Empty store becomes active shooter training classroom

Kentwood, active shooter training
Police hold active shooter training in the now-vacant Sears in Woodland Mall. (May 2017)


KENTWOOD, Mich. (WOOD) — It’s the event most of us think happens somewhere else, but mass shootings and terror attacks in places like Newtown, Connecticut; San Bernardino, California; and Orlando, Florida prove that “it can’t happen here” just doesn’t apply.

“It used to be … if this ever happens. Now we’re really thinking it’s not a matter of if, it’s a matter of when,” Kentwood Police Department Capt. Bryan Litwin said.

Kentwood police recently hosted active shooter training drills at the now-vacant Sears store in the Woodland Mall. The big, empty space has multiple rooms, two stories, escalators and elevators. It’s the kind of environment and scenario emergency responders have faced in real-life situations.

“Everything was cleared out in there,” Litwin said, “but then you start throwing in for a place that’s in business, all the clothing and kiosks and all those different things that might be in your way, it kinds throws another wrinkle into it.”

Police from Grandville, home to RiverTown Crossings Mall, also took part in the training.

Kentwood, Grandville, Cascade Township and Cutlerville fire departments also putting on flak jackets and helmets to train along police officers, the groups learning each other’s lingo and tactics.

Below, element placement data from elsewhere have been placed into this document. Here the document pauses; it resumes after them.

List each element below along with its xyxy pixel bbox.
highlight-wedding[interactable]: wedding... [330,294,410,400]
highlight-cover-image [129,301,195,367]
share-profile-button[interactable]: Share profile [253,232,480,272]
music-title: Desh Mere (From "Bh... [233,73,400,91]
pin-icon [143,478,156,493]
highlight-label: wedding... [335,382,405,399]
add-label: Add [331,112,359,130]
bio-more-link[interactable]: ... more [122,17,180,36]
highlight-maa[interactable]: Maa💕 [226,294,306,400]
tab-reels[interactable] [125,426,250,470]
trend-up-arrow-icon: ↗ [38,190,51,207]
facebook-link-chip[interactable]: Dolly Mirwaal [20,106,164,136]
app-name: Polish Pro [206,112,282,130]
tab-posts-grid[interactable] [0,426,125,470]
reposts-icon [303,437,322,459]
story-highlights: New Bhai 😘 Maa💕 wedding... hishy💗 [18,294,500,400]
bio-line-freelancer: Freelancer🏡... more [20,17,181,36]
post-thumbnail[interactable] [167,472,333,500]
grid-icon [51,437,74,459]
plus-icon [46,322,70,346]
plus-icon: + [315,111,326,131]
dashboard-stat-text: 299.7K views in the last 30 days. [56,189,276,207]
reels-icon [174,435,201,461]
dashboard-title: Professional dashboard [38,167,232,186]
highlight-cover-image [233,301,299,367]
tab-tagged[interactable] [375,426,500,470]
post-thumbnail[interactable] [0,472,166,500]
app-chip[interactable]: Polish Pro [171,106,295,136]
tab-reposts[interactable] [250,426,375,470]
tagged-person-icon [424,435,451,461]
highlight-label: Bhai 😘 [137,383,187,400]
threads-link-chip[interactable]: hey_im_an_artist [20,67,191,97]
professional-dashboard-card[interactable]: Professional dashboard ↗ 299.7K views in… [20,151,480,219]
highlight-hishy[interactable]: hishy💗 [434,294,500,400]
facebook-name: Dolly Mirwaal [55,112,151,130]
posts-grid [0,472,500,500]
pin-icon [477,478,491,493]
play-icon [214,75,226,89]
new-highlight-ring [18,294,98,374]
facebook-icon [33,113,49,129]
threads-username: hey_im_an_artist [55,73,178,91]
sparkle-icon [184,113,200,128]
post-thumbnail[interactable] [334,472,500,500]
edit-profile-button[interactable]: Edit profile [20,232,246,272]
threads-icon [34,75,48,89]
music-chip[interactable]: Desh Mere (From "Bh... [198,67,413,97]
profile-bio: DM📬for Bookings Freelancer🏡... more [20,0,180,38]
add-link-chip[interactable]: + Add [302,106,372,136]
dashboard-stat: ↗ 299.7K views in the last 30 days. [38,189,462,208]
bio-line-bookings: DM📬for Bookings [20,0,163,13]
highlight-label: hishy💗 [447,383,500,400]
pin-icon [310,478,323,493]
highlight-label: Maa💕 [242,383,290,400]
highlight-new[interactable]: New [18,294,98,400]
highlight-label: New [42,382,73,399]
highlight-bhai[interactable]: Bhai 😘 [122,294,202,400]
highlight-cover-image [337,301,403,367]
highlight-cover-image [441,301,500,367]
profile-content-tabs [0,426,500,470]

Kentwood, active shooter training
Police hold active shooter training in the now-vacant Sears in Woodland Mall. (May 2017)

In past mass shootings, rescuers often waited for police to secure the scene. Now, police say that takes too long.

“As large as that place is, it could take us hours to clear that, so we need to get in and save lives and get people out of there,” Litwin said.

“We’ve learned better communications on how to work with a group that we’ve really not worked with at this level,” Kentwood Deputy Fire Chief Gregg Ginebaugh said. “If and when something like this does happen, we’re all going to be there and we all got to work off the same sheet of music.”